VilaWeb / Catalan News Agency

24.02.2020 - 09:48
Actualització: 24.02.2020 - 10:48

Catalan legal support group Alerta Solidària claims that over six hundred fresh indictments have been issued in the last six months against people who took part in street protests. Not long ago they reported that over 200 people alone were facing charges as a result of traffic disruption in a non-violent protest staged by Tsunami Democràtic —the anonymous online group— at la Jonquera’s motorway border crossing. This was in addition to a further 350 people who were indicted following several other protests against the prison sentences imposed on Catalan independence leaders.

Alerta Solidària reports that more than 240 people were arrested during the days that saw the strongest protests, 30 of whom were jailed on remand. Most of them were released pending trial a few weeks later, but eight protestors were either deported (they were foreign nationals) or are still being held in prison. Furthermore, a string of indictments was issued against other protestors: 92 people who allegedly cut off the C-17 motorway at Granollers and the N-340 in Terres de l’Ebre, plus a further ten arrests (including one in Tarragona this week by Spanish police and another in Barcelona city by the Mossos d’Esquadra). Additionally, this week three people have chosen to ignore a court summons they were served in connection with a sit-in that caused disruption to the high-speed railway service in Girona.

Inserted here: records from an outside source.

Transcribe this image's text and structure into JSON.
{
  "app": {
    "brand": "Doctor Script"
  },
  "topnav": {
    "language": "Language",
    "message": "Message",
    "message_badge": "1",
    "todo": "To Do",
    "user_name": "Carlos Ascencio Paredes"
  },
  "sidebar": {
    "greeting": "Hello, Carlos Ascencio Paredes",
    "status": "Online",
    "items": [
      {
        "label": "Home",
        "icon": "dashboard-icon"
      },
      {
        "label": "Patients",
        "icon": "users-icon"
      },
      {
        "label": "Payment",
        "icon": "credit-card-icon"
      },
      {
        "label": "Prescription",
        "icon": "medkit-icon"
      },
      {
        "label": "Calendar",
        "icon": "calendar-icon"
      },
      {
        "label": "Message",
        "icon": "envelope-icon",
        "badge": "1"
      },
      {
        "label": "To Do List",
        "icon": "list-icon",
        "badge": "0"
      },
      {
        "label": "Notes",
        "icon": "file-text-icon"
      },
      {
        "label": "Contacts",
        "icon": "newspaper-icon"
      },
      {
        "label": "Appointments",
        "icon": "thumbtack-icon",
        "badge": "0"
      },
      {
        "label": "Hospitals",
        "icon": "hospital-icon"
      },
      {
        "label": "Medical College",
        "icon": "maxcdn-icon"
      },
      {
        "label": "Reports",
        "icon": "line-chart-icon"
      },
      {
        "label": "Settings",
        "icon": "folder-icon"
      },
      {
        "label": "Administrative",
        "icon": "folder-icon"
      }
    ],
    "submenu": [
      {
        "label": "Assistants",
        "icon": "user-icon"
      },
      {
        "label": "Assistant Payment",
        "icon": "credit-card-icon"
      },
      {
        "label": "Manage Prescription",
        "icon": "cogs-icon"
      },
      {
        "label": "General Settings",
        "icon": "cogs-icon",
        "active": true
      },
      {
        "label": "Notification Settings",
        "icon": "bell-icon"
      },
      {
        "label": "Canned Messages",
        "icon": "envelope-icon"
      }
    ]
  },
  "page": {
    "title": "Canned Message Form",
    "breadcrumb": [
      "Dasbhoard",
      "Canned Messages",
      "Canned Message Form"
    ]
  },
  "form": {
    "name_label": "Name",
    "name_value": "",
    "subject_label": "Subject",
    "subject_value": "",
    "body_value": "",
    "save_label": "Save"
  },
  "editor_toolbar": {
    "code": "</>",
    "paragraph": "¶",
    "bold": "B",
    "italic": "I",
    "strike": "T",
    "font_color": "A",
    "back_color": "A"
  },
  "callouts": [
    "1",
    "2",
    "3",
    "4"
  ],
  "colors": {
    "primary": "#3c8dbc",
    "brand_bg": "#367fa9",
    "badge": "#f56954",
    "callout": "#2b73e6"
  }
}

Alerta Solidària has emphasised that such a large number of arrests “is evidence, once again, of the stark contrast there is between the crackdown launched against pro-independence protestors and the leniency shown towards violent assaults carried out by Spanish unionist and fascist groups”. Alerta Solidària also claims that the stepped-up repression is clearly due to “increased protests that have managed to ruffle the feathers of the Spanish establishment, which remains unfazed by periodic, massive demonstrations, often numbering in the hundreds of thousands (like on Catalonia’s National Day). However, protests of a different nature can alter —effectively and for an extended period of time— the peace imposed by force, the sort of peace that is actually the acquiescence of the fearful in the face of injustice and lack of freedom”.

Alerta Solidària praises the response elicited “by this fresh batch of indictments” and claims they merely help to “strengthen the muscle tissue of anti-repression organisations like ours at national level, as well as local and regional groups across the nation”.